Growing fed up, they shot guns at Billy. It resulted in a fatal accident.
Democratic Party
Wyatt desperately sought assistance. Unfortunately, the truck driver shot him, knocking him off his motorcycle, until all the remains were burned. In the final sequence, the desire and frustration for freedom end in violence caused by those who are afraid. It resulted in the rise and fall of the counterculture movement. Similar to the thematic representation in the film, Hopper, and Fonda remove oppressive influences.
The shadow that looms over it belongs to Fonda’s father, Henry, an iconic leader whose name is synonymous with the Roosevelt-style Democratic Party and a hero that no one else can destroy. Like his sister, Jane, Peter sympathized with the American political left. He just didn’t like the lead roles that people conventionally liked. All such influences inform his portrayal of Wyatt, who takes on a quiet but powerful persona.
Finally, he reveals himself as a wounded soul. The person suffering from emotional lock-in syndrome tries to avoid any personal experience that comes his way. On the other hand, there is Hopper, who has had systemic bad experiences. The production that introduced him to his friend James Dean after his success as a supporting actor in Rebel Without a Cause earned him a reputation as a troublemaker.
When he started working on the film, he almost became the victim of Hollywood. In short, he wants to approach the film as an experiment in which he examines his interpretation of what acting and directing are and how they are adventures in and of themselves.
Easy Pieces
Many critics and audiences hailed Easy Rider as one of the most profitable films ever made at the 1969 Cannes Film Festival. As well as launching Nicholson and Fonda to fame, it also cemented Hopper as an aspiring indie director everywhere. He turned contemporary art into filmmaking clichés. Later, he will make a six-draw deal like the one that many people recognize, namely, Five Easy Pieces.

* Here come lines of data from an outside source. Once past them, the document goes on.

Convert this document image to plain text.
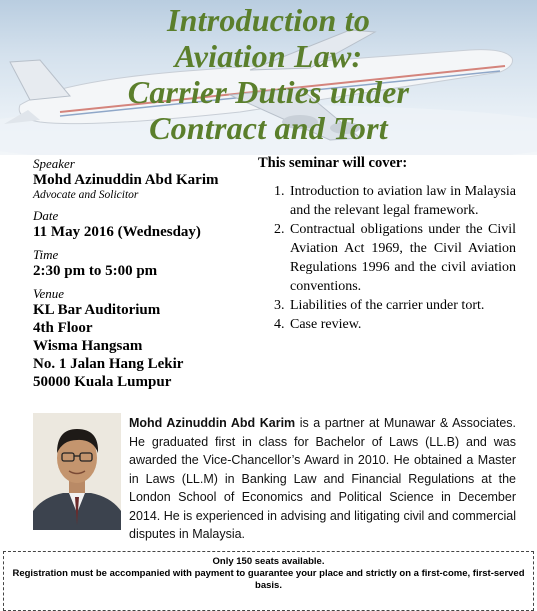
Introduction to
Aviation Law:
Carrier Duties under
Contract and Tort

Speaker

Mohd Azinuddin Abd Karim

Advocate and Solicitor

Date

11 May 2016 (Wednesday)

Time

2:30 pm to 5:00 pm

Venue

KL Bar Auditorium

4th Floor

Wisma Hangsam

No. 1 Jalan Hang Lekir

50000 Kuala Lumpur

This seminar will cover:

1. Introduction to aviation law in Malaysia and the relevant legal framework.
2. Contractual obligations under the Civil Aviation Act 1969, the Civil Aviation Regulations 1996 and the civil aviation conventions.
3. Liabilities of the carrier under tort.
4. Case review.

Mohd Azinuddin Abd Karim is a partner at Munawar & Associates. He graduated first in class for Bachelor of Laws (LL.B) and was awarded the Vice-Chancellor’s Award in 2010. He obtained a Master in Laws (LL.M) in Banking Law and Financial Regulations at the London School of Economics and Political Science in December 2014. He is experienced in advising and litigating civil and commercial disputes in Malaysia.

Only 150 seats available.

Registration must be accompanied with payment to guarantee your place and strictly on a first-come, first-served basis.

Despite being treated as history by science, the film chain’s impact on popular culture is enticing. It’s a surprising film because it shows young viewers a life, they’ve heard about but that has yet to be accurately captured on film. The film, however, transcends such a cultural moment as a hippie, reactionary suspense, or a biker born wild on the street. It is about how difficult it is to get out of social conditions, maintain life, and debate what it means to live freely.
By validating the mythical image of life in the mainstream, the film shows how difficult it is to live the story. Members of the commune visit for a living, spending so many nights outdoors, not for the love of stargazing at night. In the bonfire scene, the lines act as an indictment of American counterculture.
Real Change
Real change can be seen in the same way that many revolutionary movements self-destruct after gaining an advantage. In the end, it was bought or given to the upper class, who were always breaking the law. The notion that a man isn’t a true success in terms of money, relaxation, or quitting his job does not imply that he should abandon his comfortable suburban life in favor of panicking over the loss of his home.
Wyatt and Billy are born and die wild, in a twisted way that could mean a happy ending. The medium of surrealism can manifest itself as naiveté, abusing a rule but idealistically pursuing merit-based opportunities. Society can refuse to commit to apparatus or hippies. However, relationships give rise to more vulnerability than stability. The film’s ending shows the self-destruction of the unstable pair as if the slick individualism of the 1960s had turned to crude survival.
The landscape belongs only to those who can sneak in between the communities fighting within it. In other words, it marked the halfway point between the relatively superior ethical grounding and the vaguely threatening empathy of the hippies. Verticalism’s efficiency allows for tighter filming.